Séminaire de Probabilités et Statistique

lundi 04 juillet 2016 à 15:00 - UM - Bât 09 - Salle de conférence (1er étage)

Sudipto Banerjee (Université de Californie)

Massively Scalable Gaussian Process Models for High-Dimensional Spatial-Temporal Datasets

With the growing capabilities of Geographic Information Systems (GIS) and user-friendly software, statisticians today routinely encounter geographically referenced data containing observations from a large number of spatial locations and time points. Over the last decade, hierarchical spatial-temporal process models have become widely deployed statistical tools for researchers to better understand the complex nature of spatial and temporal variability. However, fitting hierarchical spatial-temporal models often involves expensive matrix computations with complexity increasing in cubic order for the number of spatial locations and temporal points. This renders such models unfeasible for large data sets.

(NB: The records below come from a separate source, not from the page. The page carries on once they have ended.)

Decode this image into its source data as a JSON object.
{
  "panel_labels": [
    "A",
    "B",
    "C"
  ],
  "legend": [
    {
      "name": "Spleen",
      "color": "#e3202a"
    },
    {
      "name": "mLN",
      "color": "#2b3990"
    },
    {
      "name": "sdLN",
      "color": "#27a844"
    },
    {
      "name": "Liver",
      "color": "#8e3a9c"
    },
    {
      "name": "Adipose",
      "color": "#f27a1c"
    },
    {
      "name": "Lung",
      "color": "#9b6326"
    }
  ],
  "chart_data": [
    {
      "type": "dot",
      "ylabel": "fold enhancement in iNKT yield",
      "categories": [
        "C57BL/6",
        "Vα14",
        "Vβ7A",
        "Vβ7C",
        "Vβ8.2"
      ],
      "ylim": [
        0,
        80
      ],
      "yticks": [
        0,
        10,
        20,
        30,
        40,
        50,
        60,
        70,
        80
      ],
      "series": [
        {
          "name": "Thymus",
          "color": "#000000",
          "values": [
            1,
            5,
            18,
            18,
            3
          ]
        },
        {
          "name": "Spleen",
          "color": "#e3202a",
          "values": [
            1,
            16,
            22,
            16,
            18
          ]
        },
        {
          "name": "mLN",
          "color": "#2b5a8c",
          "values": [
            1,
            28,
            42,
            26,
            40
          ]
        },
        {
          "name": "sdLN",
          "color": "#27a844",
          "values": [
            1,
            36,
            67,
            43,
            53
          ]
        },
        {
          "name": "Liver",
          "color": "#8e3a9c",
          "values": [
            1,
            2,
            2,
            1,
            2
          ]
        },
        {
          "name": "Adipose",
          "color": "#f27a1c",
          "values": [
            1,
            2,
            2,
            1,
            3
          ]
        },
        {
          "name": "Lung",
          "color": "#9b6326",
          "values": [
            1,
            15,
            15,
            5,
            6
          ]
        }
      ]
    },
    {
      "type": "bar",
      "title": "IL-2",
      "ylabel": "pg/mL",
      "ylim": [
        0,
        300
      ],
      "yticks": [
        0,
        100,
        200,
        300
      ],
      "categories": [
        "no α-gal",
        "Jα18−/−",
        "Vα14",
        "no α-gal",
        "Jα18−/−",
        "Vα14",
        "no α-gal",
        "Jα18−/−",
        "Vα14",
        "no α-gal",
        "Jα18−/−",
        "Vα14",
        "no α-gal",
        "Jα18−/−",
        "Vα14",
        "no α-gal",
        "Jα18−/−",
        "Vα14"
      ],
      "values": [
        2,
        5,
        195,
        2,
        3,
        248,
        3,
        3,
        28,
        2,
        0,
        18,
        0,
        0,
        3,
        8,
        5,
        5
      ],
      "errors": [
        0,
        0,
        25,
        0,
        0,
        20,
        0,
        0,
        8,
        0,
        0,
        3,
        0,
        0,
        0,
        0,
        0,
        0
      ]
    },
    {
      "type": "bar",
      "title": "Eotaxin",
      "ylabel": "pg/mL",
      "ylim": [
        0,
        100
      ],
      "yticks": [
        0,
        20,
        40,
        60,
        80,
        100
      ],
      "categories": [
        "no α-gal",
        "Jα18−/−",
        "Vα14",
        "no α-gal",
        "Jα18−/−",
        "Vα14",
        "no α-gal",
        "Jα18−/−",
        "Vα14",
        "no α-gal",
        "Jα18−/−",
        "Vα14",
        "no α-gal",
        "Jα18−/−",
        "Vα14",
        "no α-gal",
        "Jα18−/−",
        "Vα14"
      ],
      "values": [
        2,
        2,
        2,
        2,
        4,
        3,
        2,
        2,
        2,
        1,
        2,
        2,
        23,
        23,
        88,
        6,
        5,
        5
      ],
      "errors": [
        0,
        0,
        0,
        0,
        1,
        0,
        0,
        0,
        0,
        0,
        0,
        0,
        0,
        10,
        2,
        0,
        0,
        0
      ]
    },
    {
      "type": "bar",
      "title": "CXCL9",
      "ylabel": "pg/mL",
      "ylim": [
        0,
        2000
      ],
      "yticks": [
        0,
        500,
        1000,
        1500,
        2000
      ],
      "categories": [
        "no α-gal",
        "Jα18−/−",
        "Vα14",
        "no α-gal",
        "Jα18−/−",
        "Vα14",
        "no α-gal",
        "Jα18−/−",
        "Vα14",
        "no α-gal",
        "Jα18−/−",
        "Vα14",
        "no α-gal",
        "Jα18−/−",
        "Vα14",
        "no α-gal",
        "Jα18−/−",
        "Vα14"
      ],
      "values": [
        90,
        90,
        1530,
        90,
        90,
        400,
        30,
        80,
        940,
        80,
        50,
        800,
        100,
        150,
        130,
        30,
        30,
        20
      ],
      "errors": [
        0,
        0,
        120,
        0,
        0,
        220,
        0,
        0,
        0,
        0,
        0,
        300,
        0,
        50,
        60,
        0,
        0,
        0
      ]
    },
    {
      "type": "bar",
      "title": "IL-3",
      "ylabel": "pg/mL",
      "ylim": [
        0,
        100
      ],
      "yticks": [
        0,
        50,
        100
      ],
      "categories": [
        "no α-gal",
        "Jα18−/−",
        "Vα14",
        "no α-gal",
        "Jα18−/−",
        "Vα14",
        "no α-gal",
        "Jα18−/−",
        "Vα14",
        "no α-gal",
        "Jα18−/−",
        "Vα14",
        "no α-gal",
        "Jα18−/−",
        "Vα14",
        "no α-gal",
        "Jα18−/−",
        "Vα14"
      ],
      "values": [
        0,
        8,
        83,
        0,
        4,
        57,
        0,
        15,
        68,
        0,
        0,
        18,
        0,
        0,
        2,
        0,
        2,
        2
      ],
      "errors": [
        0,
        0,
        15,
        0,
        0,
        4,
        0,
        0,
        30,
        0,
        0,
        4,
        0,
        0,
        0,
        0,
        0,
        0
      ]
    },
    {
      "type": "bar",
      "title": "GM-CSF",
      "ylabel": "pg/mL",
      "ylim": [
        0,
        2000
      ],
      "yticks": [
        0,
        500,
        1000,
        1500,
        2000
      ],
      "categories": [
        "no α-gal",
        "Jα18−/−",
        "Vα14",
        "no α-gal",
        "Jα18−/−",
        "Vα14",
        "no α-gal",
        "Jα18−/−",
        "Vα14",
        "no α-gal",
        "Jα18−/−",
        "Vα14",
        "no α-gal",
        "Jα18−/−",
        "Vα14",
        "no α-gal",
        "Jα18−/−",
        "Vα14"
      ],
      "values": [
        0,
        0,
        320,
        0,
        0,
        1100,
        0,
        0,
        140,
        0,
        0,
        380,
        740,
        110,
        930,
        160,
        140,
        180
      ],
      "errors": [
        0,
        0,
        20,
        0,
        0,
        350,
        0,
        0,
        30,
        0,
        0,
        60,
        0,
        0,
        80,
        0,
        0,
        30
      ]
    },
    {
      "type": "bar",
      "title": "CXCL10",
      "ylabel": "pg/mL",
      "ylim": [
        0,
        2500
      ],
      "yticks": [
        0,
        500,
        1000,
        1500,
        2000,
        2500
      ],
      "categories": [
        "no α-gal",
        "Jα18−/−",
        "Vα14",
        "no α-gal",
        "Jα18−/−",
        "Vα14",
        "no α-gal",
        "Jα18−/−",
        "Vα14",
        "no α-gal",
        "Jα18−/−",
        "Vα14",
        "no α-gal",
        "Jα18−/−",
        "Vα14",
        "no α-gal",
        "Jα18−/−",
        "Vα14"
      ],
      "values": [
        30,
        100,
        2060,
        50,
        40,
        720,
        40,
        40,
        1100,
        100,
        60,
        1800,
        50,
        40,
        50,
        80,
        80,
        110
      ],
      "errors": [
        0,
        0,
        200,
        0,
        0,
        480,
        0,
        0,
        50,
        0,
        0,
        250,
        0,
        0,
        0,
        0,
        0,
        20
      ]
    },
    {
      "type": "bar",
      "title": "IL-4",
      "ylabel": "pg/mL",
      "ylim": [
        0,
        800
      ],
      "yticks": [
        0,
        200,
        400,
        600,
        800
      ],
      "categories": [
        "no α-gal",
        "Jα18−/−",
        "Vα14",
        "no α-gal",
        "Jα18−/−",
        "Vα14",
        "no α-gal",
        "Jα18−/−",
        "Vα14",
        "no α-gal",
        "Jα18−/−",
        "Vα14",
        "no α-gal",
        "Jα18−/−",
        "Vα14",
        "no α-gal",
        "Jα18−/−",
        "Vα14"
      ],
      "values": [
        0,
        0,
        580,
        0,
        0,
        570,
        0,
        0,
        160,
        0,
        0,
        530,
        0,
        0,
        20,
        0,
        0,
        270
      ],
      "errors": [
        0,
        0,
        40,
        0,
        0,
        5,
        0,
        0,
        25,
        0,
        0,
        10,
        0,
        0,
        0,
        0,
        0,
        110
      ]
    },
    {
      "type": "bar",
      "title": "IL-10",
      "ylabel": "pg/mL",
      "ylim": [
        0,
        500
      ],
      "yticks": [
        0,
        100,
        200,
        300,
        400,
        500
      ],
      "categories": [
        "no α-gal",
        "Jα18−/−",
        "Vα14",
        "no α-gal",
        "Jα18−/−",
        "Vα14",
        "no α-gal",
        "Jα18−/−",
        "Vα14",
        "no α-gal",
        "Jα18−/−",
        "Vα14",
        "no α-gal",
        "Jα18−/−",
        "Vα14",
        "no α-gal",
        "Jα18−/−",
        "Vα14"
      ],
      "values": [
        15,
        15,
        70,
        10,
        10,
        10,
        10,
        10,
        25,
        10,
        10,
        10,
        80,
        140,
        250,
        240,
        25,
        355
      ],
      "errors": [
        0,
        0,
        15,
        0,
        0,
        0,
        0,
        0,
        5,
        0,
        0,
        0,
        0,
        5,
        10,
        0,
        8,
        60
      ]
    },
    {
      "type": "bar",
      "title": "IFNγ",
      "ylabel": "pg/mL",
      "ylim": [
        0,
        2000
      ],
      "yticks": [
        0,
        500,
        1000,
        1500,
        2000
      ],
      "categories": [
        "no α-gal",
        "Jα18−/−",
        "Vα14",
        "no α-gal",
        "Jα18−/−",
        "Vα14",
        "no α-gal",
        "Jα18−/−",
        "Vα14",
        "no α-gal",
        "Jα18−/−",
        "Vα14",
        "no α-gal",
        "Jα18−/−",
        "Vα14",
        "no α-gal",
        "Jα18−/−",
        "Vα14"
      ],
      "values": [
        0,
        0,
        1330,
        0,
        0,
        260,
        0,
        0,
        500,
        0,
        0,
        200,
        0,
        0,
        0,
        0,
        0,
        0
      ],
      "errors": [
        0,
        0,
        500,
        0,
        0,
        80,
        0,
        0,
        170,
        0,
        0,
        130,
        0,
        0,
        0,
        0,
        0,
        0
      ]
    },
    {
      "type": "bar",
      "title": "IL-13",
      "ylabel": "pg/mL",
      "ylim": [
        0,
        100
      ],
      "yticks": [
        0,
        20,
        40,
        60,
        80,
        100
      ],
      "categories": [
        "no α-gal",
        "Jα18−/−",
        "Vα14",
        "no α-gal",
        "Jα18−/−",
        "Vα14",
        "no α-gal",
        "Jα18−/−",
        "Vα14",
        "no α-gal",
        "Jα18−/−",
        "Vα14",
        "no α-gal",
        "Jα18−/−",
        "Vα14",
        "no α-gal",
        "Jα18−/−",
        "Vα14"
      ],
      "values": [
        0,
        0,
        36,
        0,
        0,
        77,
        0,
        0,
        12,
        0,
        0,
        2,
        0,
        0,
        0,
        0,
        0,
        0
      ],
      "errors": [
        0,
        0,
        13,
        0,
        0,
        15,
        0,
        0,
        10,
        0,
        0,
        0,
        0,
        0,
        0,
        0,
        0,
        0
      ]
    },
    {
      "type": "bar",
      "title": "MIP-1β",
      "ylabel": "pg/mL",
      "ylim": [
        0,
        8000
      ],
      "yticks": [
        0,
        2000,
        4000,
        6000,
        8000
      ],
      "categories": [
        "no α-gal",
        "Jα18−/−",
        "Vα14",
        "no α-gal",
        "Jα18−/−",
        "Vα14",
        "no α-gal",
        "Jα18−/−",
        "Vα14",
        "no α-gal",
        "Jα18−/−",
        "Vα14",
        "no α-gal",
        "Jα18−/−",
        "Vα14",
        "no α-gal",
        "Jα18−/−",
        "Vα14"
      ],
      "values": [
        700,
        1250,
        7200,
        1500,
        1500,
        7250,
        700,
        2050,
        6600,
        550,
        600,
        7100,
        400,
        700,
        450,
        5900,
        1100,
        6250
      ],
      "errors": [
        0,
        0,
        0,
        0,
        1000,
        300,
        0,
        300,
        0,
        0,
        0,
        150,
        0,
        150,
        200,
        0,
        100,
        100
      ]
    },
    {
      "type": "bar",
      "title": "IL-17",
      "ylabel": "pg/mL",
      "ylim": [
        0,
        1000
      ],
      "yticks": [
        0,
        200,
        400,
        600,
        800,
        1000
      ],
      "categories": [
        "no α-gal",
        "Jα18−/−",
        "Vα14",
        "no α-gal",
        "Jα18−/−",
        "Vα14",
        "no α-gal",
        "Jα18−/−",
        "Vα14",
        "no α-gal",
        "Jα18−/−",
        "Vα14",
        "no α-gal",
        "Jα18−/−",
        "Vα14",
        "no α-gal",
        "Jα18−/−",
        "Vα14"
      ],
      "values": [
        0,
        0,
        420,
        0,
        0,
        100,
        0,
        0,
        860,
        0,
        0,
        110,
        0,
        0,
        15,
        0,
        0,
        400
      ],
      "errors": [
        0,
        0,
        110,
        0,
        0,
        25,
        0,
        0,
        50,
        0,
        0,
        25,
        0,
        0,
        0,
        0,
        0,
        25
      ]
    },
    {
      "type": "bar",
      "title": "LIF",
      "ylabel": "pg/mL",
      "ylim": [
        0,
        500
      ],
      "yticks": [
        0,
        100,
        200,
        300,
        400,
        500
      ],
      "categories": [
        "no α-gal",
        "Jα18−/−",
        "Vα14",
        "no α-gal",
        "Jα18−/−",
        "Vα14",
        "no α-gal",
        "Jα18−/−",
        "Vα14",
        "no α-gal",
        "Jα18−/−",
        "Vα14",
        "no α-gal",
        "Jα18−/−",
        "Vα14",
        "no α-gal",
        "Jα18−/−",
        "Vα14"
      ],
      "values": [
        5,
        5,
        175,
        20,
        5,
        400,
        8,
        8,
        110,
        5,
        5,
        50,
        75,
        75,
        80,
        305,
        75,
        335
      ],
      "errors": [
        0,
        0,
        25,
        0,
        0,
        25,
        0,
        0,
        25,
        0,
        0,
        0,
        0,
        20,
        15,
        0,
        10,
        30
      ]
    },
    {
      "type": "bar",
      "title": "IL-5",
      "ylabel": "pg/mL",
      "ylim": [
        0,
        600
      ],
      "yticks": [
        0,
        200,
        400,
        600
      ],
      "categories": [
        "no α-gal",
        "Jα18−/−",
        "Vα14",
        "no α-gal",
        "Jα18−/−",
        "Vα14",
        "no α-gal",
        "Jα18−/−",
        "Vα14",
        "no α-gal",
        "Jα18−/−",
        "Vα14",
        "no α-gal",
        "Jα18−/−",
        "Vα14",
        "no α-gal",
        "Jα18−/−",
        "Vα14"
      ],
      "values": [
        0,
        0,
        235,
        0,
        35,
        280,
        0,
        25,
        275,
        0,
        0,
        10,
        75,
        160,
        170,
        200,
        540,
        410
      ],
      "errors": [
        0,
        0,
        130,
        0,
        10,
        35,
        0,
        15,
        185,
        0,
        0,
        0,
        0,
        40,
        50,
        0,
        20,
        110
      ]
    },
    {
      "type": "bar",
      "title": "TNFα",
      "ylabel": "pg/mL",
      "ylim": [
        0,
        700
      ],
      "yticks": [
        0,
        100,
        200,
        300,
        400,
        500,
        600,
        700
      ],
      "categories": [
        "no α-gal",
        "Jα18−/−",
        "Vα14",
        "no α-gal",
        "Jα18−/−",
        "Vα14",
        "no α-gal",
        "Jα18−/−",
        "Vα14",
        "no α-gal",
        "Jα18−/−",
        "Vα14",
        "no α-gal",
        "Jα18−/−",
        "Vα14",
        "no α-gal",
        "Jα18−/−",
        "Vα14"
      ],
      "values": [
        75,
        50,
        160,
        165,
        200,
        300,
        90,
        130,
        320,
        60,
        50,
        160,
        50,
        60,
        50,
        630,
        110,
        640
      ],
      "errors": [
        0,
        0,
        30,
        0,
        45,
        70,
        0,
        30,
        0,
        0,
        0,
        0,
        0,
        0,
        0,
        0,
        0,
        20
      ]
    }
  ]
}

In this talk, I will present two approaches for constructing well-defined spatial-temporal stochastic processes that accrue substantial computational savings. Both these processes can be used as "priors" for spatial-temporal random fields. The first approach constructs a low-rank process operating on a lower-dimensional subspace. The second approach constructs a Nearest-Neighbor Gaussian Process (NNGP) that can be exploited as a dimension-reducing prior embedded within a rich and flexible hierarchical modeling framework to deliver exact Bayesian inference. Both these approaches lead to Markov chain Monte Carlo algorithms with floating point operations (flops) that are linear in the number of spatial locations (per iteration). We compare these methods and demonstrate its use in inferring on the spatial-temporal distribution of ambient air pollution in continental Europe using spatial-temporal regression models with chemistry transport models.